“Murderers are easy to understand,” bluntly says the German-language poet Rainer Maria Rilke in his 4th Elegy. Then why do we spend so much time on them? When another awful one happens, the news media go berserk & everyone spends hours reading & watching & discussing the accounts. Are we really that dense, that unimaginative?
In one of The Sonnets to Orpheus (II, 11) Rilke goes deeper & observes, “Killing is a form of our wandering sorrow . . .” In contrast to that, we feel sorrow for the victims only briefly, and then we want vengeance & retribution & punishment. But laws actually stop only some people. The death penalty? Kill people to teach people that killing people is wrong? I don’t think so.

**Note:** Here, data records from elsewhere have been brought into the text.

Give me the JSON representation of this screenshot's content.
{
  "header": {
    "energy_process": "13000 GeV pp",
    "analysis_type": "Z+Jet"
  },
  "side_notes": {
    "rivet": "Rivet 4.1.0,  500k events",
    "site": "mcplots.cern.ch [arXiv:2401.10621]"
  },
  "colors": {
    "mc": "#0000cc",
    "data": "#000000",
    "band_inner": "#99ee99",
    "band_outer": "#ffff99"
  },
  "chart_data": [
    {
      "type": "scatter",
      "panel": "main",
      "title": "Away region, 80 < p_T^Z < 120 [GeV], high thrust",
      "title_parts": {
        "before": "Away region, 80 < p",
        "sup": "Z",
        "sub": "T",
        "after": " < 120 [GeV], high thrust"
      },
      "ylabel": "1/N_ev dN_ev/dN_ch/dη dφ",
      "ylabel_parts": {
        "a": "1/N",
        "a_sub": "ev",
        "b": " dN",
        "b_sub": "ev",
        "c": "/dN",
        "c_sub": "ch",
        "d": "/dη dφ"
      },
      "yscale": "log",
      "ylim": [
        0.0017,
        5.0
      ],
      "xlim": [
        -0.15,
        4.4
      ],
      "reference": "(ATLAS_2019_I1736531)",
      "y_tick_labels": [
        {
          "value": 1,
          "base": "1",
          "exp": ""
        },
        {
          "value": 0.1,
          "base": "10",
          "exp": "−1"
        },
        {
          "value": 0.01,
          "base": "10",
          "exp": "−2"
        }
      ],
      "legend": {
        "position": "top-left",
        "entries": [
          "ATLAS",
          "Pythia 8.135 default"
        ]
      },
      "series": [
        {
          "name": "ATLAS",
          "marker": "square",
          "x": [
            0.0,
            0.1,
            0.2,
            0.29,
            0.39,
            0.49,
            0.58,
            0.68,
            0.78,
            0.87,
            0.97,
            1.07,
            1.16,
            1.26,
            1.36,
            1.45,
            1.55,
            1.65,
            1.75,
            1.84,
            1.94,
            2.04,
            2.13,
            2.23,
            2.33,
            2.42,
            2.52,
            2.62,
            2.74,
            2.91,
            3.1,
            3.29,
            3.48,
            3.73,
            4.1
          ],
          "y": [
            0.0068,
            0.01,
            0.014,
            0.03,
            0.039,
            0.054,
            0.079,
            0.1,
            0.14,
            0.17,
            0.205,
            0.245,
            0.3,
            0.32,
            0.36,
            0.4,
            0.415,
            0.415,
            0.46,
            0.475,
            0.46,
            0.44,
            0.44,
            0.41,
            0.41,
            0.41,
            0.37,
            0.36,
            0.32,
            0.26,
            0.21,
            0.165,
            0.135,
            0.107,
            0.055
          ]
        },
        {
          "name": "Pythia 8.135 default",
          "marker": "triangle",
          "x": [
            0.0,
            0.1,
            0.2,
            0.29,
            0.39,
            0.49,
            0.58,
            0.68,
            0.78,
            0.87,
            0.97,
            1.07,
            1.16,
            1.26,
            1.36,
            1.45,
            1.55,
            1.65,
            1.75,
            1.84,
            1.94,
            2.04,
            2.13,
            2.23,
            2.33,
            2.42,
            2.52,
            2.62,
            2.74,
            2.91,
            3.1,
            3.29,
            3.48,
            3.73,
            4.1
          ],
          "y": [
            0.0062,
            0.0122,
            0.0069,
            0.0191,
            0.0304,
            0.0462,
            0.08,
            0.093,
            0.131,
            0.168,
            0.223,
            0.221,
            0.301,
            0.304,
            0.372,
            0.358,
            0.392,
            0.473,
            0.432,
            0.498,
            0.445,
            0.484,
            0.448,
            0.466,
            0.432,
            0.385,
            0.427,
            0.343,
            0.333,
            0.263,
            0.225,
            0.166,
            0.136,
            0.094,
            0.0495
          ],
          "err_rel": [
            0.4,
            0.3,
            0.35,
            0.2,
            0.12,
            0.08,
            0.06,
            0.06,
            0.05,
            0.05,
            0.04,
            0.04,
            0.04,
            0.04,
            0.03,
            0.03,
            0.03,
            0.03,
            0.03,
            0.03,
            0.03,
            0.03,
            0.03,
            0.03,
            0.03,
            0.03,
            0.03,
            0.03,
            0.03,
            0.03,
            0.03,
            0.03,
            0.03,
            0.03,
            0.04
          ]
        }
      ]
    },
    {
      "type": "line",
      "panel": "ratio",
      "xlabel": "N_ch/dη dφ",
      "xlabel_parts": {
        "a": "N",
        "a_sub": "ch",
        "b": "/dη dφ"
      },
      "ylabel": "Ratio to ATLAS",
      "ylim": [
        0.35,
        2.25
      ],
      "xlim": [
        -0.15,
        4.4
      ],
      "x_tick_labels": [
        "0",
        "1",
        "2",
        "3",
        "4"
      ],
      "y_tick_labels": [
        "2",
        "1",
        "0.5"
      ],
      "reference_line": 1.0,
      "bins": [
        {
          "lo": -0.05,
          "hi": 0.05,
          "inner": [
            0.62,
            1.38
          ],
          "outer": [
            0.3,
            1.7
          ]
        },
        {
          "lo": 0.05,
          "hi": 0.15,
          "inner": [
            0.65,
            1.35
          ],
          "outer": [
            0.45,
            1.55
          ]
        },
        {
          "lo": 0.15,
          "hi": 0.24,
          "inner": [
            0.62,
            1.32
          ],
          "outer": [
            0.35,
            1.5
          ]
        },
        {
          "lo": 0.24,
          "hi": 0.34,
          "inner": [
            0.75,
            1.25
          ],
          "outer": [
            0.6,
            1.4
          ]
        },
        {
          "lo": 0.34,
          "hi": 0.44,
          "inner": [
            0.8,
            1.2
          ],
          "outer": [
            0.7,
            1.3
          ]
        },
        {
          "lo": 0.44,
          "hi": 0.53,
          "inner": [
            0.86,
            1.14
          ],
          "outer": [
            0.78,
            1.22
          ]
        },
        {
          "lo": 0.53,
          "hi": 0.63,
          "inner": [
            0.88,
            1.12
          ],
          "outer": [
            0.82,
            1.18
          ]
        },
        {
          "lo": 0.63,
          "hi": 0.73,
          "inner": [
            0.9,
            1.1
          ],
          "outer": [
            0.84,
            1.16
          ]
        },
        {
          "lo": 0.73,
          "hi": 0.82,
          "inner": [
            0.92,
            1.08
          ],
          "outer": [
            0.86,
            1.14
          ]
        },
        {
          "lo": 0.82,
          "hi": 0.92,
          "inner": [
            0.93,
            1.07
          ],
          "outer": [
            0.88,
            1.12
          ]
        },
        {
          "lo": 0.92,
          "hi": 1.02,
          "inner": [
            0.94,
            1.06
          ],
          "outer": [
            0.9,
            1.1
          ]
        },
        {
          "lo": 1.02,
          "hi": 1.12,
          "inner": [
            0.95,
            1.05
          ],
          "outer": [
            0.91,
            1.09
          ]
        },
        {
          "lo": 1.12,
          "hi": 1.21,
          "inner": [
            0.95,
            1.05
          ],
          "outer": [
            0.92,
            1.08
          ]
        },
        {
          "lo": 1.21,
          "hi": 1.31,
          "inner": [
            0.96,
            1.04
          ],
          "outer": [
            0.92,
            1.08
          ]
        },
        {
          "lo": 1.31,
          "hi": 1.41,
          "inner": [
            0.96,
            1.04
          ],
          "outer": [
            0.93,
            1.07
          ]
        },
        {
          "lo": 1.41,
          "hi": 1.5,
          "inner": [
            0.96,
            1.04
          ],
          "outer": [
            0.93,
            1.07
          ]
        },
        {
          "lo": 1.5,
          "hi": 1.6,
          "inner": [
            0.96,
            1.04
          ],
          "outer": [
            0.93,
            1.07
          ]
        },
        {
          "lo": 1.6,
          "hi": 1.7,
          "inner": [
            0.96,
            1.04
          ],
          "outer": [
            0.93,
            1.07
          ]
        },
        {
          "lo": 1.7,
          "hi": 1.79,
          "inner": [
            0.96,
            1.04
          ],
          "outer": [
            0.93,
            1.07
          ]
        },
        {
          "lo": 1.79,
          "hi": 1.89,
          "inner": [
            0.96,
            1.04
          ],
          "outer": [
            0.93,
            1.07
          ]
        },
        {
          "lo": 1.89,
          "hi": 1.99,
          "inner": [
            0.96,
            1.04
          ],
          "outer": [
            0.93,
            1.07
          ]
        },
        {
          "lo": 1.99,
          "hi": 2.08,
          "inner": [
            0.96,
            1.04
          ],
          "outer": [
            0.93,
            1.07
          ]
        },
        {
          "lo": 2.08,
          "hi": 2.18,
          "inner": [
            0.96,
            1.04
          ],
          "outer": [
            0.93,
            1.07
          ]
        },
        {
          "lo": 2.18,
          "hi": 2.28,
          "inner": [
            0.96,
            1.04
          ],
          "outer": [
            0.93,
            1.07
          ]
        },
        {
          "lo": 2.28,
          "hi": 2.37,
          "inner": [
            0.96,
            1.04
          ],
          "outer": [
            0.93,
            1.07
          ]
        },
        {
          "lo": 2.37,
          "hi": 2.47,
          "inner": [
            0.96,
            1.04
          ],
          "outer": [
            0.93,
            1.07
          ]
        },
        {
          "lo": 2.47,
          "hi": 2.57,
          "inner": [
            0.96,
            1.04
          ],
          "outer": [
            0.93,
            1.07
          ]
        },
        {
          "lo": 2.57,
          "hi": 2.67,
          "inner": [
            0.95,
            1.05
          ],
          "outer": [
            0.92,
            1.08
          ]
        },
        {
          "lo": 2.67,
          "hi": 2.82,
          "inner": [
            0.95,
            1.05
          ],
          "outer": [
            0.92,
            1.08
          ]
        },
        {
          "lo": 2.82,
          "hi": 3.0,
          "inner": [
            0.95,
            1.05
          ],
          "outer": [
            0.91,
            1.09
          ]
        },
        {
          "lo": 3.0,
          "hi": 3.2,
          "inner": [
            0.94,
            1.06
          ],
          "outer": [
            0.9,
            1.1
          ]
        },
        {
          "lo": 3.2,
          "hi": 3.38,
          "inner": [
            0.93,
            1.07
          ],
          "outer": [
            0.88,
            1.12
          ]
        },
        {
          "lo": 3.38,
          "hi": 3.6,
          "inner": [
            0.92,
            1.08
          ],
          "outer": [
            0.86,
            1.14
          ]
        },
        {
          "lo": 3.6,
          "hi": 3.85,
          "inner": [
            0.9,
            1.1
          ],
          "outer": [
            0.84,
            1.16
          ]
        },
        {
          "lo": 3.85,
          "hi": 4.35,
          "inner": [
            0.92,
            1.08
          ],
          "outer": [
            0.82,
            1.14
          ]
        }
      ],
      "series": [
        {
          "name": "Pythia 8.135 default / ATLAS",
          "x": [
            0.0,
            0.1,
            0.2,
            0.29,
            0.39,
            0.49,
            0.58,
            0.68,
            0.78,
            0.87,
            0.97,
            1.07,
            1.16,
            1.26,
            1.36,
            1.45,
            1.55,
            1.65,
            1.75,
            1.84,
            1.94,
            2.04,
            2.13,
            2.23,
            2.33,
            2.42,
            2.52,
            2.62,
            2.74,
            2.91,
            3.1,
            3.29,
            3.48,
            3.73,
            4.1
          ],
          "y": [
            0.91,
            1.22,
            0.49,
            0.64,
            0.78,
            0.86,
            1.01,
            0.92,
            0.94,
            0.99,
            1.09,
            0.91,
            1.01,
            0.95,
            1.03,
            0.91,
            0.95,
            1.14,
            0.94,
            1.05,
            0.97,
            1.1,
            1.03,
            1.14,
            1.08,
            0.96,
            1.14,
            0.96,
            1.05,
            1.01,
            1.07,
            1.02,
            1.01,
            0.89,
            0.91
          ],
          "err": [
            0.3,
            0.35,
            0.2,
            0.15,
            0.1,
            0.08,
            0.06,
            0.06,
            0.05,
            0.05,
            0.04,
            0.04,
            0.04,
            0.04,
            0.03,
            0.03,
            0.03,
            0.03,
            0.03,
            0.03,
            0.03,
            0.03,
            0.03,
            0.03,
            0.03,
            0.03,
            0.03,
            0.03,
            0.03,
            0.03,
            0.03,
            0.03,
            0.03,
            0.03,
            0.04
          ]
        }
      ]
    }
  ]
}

What about the murderer within all of us? Even ol’ Jesus spoke of that: “You have heard it said ‘You shall not kill & whoever kills shall be liable to judgment.’ But I say to you that everyone who is angry with his brother shall be liable to judgment.” (Matt. 5:21-22)
Perhaps the form our sorrow takes (for others) is misdirected. Perhaps we are really unconsciously sorrowing for our own death. Most people don’t like to think of their mortality, & indeed many think they won’t die when they die. Good luck with that one, is all I (& Rilke) can say.
There ain’t nothing new in all this. I discuss it a bit more in the “Epilogue” of my Rilke on Love book, which I wrote in 1972.